Mangione: The Story Behind the Story by John H Richardson – Sympathy for a Devil?
On the fifth of December 2024, a leading publication ran the front-page story “Insurance CEO Shot Dead In Manhattan”. The report then noted that Brian Thompson was “fatally wounded from behind in Midtown Manhattan by a killer who then calmly departed the scene”. The daytime killing was truly cold and shocking. But many Americans reacted differently: for those who faced insurance rejections or faced exorbitant healthcare costs, the news felt like a release. Online platforms erupted. One post read: “All jokes aside … no one here is the judge of who deserves to live or die. That’s the job of the artificial intelligence system the insurance company designed to maximize profits on your health.”
Less than a week after, Luigi Mangione, a good-looking, twenty-six-year-old University of Pennsylvania alumnus with a master’s in computer science, was arrested at a McDonald’s in Altoona, Pennsylvania. He awaits trial on criminal counts of murder, with the district attorney seeking the death penalty. So who is Mangione? And what drove the accused offense?
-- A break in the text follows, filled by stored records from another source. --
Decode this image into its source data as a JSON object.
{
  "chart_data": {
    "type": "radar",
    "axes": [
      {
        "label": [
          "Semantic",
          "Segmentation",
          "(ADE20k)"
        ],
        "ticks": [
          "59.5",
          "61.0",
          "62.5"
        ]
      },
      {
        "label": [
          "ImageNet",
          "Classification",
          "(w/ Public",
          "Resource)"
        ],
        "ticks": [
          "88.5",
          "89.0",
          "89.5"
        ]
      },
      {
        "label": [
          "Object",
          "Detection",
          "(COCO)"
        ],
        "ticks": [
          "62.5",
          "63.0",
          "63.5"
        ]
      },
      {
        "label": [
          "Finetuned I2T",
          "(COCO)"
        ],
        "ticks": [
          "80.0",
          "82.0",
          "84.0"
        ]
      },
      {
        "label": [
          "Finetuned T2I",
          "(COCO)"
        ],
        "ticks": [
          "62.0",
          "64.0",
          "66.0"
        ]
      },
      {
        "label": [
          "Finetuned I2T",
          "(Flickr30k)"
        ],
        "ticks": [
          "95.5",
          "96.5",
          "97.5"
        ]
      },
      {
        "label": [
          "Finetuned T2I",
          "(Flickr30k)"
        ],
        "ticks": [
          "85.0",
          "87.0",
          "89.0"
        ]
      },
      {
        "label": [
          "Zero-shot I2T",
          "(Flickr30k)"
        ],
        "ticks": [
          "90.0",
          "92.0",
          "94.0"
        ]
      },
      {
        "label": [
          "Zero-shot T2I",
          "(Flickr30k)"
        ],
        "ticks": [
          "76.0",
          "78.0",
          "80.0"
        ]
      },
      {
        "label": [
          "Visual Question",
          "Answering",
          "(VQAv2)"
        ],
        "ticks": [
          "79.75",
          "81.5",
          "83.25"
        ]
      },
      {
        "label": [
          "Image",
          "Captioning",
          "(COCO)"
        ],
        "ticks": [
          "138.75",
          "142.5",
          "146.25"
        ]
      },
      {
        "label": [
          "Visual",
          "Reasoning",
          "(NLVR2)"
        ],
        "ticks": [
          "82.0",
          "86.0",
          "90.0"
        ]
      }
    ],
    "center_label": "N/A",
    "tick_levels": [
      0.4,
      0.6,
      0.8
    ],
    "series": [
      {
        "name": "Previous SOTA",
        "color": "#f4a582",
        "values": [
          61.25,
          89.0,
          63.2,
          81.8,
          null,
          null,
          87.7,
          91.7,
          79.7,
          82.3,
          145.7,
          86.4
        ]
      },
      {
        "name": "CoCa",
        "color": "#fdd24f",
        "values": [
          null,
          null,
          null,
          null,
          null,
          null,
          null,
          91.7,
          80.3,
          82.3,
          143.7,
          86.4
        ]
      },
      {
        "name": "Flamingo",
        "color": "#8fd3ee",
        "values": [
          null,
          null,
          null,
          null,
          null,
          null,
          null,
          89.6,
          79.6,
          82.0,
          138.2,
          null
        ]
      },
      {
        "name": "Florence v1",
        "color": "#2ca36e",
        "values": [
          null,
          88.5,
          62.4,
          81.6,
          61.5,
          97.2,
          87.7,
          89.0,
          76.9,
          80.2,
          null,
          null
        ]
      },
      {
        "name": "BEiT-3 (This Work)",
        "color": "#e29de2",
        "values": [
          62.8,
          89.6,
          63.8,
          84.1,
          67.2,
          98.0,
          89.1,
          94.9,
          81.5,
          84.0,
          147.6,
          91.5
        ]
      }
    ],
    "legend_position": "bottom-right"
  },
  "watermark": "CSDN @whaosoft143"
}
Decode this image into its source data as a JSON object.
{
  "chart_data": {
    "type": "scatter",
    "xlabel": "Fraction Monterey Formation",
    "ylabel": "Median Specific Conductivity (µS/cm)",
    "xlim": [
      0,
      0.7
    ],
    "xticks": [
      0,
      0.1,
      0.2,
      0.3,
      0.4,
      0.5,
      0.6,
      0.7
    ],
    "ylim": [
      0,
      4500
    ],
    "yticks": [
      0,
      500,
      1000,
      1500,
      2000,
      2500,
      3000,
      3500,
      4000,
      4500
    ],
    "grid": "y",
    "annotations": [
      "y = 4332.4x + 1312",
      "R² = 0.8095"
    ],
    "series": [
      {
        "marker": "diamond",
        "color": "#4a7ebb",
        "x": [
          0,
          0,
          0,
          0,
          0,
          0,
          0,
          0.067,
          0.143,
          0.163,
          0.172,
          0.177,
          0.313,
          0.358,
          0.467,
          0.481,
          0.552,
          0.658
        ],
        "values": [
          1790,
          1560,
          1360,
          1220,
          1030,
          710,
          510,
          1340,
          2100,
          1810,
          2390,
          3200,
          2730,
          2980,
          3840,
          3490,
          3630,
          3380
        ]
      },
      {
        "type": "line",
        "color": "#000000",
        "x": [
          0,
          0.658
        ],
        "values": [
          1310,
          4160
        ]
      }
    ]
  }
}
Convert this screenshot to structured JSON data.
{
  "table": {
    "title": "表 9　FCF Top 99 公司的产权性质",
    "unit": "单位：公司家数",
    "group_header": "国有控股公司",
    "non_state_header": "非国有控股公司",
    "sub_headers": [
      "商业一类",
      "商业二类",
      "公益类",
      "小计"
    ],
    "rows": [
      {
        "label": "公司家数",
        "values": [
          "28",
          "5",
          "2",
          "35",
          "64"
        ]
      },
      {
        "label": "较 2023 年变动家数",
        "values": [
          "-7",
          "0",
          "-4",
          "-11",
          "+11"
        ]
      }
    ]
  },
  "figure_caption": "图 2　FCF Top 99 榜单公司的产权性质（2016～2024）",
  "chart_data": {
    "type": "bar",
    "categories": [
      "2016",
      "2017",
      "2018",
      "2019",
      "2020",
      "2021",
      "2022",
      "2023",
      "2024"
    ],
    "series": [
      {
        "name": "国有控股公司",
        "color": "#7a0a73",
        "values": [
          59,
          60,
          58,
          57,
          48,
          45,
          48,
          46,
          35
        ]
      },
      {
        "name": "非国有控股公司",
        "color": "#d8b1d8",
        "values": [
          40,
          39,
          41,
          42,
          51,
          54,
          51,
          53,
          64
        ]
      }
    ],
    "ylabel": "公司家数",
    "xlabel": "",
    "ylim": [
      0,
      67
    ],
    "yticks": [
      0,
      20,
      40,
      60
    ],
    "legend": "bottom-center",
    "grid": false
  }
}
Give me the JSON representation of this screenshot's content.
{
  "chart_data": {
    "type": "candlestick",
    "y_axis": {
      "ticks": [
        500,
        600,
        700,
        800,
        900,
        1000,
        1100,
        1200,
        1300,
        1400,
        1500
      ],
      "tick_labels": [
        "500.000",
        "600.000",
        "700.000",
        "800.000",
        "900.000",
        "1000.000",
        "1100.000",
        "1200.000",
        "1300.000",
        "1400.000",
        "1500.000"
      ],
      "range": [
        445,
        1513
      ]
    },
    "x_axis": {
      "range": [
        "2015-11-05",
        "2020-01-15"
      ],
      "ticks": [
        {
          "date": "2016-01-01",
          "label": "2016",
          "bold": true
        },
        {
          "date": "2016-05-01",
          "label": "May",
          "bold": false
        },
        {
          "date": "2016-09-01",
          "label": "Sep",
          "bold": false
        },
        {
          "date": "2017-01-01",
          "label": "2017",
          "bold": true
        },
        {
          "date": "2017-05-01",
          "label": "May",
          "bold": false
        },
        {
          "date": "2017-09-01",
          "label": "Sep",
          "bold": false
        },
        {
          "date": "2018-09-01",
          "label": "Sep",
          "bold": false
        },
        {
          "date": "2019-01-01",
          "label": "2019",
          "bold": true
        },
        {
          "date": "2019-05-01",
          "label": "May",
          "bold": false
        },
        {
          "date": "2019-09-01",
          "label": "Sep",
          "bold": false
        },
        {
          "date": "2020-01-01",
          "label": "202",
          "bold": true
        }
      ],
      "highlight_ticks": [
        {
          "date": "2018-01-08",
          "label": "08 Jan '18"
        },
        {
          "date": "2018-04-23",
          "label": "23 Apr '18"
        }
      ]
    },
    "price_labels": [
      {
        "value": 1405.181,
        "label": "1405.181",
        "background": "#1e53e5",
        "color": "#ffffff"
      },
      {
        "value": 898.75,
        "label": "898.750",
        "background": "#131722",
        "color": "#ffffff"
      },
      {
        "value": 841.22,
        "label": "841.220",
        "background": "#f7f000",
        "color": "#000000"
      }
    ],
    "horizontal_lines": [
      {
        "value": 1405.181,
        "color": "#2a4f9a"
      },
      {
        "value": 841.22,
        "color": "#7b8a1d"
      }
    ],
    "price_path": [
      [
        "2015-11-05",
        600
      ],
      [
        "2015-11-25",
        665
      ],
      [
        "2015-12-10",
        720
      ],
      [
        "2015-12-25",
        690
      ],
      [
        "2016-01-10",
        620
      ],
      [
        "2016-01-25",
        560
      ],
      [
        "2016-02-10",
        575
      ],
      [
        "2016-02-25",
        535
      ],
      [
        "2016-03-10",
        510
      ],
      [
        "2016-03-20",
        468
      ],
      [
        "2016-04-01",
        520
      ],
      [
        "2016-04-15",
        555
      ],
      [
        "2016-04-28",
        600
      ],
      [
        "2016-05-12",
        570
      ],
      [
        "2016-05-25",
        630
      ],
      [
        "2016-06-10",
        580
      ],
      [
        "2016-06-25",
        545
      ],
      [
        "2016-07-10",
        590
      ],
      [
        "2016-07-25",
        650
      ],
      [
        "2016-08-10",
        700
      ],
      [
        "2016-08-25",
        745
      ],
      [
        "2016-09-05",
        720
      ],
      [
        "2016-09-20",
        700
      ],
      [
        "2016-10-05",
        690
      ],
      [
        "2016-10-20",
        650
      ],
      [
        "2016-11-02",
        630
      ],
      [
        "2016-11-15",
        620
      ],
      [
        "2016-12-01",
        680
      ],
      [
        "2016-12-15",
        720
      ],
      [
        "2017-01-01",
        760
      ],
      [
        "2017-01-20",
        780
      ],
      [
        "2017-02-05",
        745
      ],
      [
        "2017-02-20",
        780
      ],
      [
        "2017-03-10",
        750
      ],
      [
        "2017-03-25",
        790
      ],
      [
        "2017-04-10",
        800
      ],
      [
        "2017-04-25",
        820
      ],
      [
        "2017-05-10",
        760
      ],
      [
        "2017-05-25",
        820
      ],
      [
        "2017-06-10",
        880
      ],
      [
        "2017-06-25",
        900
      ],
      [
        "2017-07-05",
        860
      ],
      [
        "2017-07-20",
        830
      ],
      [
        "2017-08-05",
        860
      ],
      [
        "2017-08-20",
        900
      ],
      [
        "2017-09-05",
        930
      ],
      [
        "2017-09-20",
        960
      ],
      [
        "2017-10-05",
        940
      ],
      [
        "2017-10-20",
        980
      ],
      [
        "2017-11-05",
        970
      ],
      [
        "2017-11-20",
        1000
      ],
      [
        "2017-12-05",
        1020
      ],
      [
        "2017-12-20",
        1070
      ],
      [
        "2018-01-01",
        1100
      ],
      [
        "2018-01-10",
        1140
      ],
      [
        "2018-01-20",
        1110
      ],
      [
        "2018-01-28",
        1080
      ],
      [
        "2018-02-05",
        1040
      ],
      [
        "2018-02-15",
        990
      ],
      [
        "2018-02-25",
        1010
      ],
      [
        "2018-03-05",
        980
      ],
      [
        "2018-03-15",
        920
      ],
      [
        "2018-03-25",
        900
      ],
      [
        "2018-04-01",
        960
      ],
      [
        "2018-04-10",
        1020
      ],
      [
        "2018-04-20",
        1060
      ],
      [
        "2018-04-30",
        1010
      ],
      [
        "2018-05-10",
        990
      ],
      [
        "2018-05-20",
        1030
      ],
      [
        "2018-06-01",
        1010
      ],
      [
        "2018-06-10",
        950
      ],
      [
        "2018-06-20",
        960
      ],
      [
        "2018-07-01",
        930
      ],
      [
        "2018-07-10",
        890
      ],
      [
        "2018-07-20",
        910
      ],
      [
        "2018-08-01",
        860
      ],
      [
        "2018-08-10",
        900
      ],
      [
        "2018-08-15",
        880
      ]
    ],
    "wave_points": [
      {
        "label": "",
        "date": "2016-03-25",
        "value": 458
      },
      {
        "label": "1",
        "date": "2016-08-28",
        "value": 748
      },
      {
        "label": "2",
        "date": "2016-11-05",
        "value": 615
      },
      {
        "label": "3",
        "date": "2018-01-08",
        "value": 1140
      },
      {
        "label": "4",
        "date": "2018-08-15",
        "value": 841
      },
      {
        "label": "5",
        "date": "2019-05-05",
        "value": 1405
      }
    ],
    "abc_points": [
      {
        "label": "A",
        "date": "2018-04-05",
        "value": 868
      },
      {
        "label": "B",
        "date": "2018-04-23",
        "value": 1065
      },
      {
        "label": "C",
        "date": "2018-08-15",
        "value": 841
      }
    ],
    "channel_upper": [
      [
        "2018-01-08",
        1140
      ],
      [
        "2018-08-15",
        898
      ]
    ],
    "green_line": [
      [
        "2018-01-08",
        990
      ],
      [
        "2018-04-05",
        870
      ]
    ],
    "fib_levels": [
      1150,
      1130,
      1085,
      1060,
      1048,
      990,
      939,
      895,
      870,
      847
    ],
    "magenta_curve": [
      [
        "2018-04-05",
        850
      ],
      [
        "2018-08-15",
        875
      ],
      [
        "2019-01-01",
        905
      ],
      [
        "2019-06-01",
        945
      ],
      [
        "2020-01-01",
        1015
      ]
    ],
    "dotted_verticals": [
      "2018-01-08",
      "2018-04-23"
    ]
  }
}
These are the issues John H Richardson attempts to answer in an investigation that explores broader themes, too.
The Making of a Subject
A journalist for Esquire magazine, Richardson devoted considerable time to studying the groups that exist in the hidden parts of the internet, writing stories about people “plagued by genuine concerns about an end-times scenario”. To reveal “the making” of his subject, Richardson first examines Mangione’s extensive reading. We learn that “[when] he was arrested, Luigi had a list of 295 books on Goodreads”. Their content ranged from climate change to masculinity, along with a “focus on his own self-improvement, both body and mind”. Furthermore, Richardson sifts through his communications with influencers and authors as well as his many posts on social media. These original materials, meant to paint a portrait of Mangione, instead render him an unclear character. Richardson attempts to explain this by suggesting that “Luigi’s mystery, in fact, is what gives him a little of that old trickster magic”. Throughout the book, Richardson attempts to cast his subject in archetypal terms.
Mangione is deeply anxious about the world around him, one where ‘change is rapid whether we like it or not’
The Meaning Behind the Crime
As for “the meaning” of the title, Richardson uses as a clue three words – “postpone”, “refuse” and “depose”, engraved on the ammunition left behind at the crime scene. These are the terms sometimes used by health insurance companies to deny coverage. He examines the evidence Mangione had a long-term spinal issue, which might have provided motive for an attack, but finds no proof; instead, what meaning there is seems to rest in Mangione’s philosophical dread about the world around him, one where “the pace is quickening whether we like it or not, moving rapidly to the edge”; a world where the general belief seems to be that AI is going to eventually either dominate, or destroy us, or both.
Missing Pieces
Conspicuous by their absence from the book are interviews with the principal actors. Richardson asked, of course, but never expected access to Mangione himself. And his relatives stated explicitly that they had chosen not to talk to the press in advance of the trial. Another glaring gap is any significant information about the deceased, Thompson, though we learn that under his guidance, from 2021 to 2023, company earnings increased by 33%.
Ambiguous Findings
By book’s end, the audience has no clear understanding of Mangione’s character or what might have motivated his accused actions. Worse still, Richardson’s obvious sympathy for him creates the uncomfortable impression of having been exposed to a veiled endorsement of an assassination. In the book’s final lines, Richardson delivers his fairytale assessment: “We’ve entered a time of fables, the mad king, the monster in the maze and the naked leader.” In that fable “outlaw heroes come with a beautiful promise … They arrive in times of social turmoil, when the population is in pain and nothing makes sense anymore.”
One thing is clear: as Mangione’s legal representatives continues in its attempts have charges that could lead to the ultimate sentence thrown out, any reference of fables, folk heroes, heroes or villains will not be allowed in court in support for this attractive individual with a “jawline … and lips … out of a Caravaggio painting” facing judgment for murder.